Sen. Bill Cassidy of Louisiana, one of the authors of the new Republican Obamacare repeal bill, received intense blowback Monday from a top health official in his own state.

Dr. Rebekah Gee, the secretary of health in Louisiana, sent a letter to Cassidy on Monday expressing concern with the bill and saying that the proposal would eviscerate the state’s healthcare system.

“In its current form, the harm to Louisiana from this legislation far outweighs any benefits; therefore I must register our deep concerns and hope we can find a better path forward towards fixing the broken parts of our healthcare system,” Gee wrote.

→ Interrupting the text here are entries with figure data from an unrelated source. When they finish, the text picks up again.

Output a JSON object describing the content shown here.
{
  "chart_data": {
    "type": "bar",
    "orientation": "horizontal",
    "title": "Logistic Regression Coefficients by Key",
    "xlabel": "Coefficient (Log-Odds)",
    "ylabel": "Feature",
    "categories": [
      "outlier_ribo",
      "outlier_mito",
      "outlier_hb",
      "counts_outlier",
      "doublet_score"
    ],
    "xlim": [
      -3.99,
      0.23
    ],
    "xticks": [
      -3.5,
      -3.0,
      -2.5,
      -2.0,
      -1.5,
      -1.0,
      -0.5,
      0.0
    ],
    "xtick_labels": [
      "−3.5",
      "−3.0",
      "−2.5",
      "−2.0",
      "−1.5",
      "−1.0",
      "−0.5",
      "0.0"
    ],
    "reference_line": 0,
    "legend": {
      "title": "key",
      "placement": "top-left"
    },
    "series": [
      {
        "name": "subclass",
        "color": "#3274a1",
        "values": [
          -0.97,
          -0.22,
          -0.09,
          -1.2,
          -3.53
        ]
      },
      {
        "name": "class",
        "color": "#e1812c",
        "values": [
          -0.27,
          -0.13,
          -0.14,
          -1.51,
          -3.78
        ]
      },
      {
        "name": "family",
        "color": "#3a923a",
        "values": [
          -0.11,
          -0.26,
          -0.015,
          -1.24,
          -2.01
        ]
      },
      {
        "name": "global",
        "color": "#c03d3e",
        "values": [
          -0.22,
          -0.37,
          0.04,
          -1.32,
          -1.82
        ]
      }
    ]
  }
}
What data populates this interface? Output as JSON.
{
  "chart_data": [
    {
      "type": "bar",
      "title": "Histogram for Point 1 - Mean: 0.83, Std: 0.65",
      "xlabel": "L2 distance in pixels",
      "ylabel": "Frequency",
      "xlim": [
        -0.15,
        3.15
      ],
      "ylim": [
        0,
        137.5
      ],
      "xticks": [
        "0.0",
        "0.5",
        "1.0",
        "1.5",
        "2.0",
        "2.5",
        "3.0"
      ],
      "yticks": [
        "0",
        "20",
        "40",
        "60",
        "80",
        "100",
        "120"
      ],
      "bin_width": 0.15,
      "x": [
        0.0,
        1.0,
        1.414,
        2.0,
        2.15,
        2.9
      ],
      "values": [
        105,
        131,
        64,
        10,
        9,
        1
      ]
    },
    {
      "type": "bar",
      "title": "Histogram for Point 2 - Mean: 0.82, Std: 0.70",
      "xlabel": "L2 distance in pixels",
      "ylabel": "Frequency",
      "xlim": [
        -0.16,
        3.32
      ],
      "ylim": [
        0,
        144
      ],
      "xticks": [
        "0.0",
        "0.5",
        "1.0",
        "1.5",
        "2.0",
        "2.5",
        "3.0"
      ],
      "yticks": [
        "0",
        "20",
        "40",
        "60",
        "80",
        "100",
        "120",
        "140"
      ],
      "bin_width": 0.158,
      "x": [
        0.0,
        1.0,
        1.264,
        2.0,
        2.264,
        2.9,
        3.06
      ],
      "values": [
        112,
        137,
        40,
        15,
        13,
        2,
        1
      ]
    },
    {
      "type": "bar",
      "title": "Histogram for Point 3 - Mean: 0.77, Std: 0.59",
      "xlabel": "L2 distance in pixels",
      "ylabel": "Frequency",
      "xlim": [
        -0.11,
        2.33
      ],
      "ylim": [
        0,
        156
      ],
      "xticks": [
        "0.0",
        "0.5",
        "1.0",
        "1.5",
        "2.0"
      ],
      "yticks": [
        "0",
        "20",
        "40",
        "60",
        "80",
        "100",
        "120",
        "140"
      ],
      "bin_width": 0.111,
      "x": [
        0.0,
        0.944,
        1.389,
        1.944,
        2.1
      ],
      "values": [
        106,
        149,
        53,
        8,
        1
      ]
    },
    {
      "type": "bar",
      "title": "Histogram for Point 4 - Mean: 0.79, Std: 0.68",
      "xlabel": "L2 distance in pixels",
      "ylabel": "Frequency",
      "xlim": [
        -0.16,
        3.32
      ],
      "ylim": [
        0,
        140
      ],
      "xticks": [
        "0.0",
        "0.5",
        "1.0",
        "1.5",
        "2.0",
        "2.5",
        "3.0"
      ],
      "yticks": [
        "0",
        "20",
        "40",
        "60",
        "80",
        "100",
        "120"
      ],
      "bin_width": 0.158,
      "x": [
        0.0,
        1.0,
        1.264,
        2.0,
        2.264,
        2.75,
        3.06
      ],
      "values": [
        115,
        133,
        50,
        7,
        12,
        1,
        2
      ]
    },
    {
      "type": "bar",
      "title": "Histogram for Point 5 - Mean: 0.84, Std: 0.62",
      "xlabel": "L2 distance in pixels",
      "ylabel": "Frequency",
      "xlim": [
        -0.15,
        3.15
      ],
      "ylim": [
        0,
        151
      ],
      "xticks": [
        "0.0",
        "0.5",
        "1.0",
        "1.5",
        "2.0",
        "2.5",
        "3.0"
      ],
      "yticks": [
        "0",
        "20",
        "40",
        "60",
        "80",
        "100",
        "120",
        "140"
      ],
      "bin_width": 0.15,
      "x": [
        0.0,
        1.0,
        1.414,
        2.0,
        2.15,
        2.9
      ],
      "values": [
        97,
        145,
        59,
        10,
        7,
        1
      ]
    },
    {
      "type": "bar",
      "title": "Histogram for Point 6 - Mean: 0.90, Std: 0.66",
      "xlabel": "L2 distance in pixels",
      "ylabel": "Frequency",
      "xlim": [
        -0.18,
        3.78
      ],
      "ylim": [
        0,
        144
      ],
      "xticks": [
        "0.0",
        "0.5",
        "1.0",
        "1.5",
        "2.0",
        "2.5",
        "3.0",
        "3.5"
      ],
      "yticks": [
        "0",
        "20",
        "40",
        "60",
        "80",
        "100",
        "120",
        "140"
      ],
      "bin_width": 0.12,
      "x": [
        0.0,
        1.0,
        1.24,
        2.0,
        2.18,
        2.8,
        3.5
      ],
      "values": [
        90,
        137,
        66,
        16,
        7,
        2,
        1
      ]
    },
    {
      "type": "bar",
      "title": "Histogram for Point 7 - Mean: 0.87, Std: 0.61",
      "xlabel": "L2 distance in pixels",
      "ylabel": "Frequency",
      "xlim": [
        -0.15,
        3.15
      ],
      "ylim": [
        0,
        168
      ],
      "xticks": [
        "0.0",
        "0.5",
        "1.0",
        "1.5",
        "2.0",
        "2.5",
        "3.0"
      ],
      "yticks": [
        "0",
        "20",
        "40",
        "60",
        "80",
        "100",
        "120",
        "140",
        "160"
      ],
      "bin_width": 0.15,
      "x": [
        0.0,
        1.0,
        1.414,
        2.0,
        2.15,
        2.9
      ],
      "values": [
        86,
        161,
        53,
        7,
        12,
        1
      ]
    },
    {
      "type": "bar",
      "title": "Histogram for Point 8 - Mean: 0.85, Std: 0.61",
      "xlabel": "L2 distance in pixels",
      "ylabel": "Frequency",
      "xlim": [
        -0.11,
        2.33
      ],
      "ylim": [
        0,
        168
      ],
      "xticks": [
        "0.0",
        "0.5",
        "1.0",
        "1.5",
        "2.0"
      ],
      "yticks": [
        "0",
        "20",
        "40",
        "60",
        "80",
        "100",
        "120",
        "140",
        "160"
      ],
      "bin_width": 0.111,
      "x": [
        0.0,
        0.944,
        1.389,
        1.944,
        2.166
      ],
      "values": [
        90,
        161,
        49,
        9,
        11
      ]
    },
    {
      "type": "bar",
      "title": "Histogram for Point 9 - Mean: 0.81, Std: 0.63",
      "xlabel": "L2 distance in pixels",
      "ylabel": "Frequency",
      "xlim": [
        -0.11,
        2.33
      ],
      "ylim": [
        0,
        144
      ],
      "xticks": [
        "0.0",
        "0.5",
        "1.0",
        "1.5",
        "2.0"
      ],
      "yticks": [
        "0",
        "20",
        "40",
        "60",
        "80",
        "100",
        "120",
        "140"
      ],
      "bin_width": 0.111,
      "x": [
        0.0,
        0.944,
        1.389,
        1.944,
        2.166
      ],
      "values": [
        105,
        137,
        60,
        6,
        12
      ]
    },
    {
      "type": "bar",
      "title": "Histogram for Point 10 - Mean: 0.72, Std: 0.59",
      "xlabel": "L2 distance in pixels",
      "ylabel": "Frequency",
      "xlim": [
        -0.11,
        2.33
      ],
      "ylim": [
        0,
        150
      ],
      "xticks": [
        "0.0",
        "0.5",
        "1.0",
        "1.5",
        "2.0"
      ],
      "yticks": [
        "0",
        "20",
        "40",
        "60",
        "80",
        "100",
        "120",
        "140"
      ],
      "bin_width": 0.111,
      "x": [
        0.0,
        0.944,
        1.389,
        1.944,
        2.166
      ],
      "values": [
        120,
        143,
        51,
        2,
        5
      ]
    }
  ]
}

The bill, called the Graham-Cassidy-Heller-Johnson (GCHJ) plan, would shift federal funding for healthcare to a block-grant system in which states would receive money up front based on the number of enrollees. The current system provides a percentage of the state’s annual healthcare funding, which fluctuates based on how much they spend.

Gee said the proposed shift would be a serious negative for many Louisianians and would “jeopardize coverage for some of our most vulnerable citizens.”

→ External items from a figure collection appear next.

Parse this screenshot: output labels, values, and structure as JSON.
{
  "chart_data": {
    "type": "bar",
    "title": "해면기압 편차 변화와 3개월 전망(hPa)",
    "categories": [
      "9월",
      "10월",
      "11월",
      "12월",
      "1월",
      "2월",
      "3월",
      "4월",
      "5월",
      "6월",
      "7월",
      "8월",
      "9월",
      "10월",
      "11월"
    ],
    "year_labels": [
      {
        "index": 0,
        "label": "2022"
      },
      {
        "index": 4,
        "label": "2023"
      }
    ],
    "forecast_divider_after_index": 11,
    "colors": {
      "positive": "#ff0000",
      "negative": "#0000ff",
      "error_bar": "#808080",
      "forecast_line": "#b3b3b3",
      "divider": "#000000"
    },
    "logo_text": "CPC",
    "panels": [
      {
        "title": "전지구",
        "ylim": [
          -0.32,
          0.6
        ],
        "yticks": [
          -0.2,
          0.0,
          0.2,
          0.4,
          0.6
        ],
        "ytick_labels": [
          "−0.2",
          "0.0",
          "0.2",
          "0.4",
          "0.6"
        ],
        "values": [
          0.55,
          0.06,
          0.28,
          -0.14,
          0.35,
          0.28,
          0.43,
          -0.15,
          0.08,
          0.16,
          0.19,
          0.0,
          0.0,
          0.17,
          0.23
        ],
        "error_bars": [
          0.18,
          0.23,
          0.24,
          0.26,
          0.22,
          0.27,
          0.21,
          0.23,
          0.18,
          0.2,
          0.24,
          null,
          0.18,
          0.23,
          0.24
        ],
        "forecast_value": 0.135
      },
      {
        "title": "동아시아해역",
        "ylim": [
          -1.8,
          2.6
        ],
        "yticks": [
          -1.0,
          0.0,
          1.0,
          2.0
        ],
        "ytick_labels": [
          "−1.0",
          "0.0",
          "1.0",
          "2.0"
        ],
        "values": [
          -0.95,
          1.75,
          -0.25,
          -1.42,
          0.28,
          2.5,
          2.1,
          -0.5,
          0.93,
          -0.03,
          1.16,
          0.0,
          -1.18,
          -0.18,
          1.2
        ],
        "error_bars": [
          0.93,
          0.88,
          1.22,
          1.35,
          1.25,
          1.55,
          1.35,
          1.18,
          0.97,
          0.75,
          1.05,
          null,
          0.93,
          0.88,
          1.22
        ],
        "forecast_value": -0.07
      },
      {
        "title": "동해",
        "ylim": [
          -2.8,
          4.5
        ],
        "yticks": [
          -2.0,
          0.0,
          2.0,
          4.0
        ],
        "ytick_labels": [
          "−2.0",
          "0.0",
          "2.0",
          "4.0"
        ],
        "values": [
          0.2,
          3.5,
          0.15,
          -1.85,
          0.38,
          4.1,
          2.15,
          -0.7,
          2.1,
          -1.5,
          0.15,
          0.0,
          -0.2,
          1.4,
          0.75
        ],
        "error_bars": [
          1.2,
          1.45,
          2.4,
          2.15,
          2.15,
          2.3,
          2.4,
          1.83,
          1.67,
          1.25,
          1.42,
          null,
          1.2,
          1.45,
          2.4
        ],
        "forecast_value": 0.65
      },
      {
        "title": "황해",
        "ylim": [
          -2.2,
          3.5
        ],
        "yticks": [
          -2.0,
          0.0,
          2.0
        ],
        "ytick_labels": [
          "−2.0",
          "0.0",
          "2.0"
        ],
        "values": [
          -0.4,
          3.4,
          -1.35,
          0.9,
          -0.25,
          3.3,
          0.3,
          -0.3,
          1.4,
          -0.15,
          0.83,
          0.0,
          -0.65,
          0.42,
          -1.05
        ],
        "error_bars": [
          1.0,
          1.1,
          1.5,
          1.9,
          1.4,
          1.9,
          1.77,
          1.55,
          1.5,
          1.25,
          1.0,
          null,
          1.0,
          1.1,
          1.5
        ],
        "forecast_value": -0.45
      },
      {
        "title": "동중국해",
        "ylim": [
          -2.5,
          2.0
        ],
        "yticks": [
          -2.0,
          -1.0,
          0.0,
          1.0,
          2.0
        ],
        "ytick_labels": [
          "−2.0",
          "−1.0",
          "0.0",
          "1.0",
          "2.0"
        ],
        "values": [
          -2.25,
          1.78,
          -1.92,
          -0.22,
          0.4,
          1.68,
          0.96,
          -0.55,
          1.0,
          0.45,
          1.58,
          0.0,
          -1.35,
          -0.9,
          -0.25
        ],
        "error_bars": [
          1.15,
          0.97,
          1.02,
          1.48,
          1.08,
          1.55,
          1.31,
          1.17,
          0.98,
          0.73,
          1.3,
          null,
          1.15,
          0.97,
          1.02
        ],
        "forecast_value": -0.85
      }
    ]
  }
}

She also took issue with the bill’s elimination of the Affordable Care Act’s Medicaid expansion and the proposed ability for states to obtain waivers that would weaken protections for people with preexisting conditions.

Overall, the state of Louisiana would lose $US3.2 billion in federal healthcare funding through 2026 under the legislation, according to a study from the Center for Budget and Policy Priorities. Gee said that would threaten the health of the “most vulnerable Medicaid populations.”

The letter praised Cassidy’s commitment to improving healthcare, but Gee said that his plan fails to make the system better.

“I appreciate your determination to see reform happen.” Gee wrote. “Nevertheless, the legislation you’ve introduced this past week gravely threatens healthcare access and coverage for our state and its people.”

Cassidy’s office did not immediately respond to a request for comment on the letter.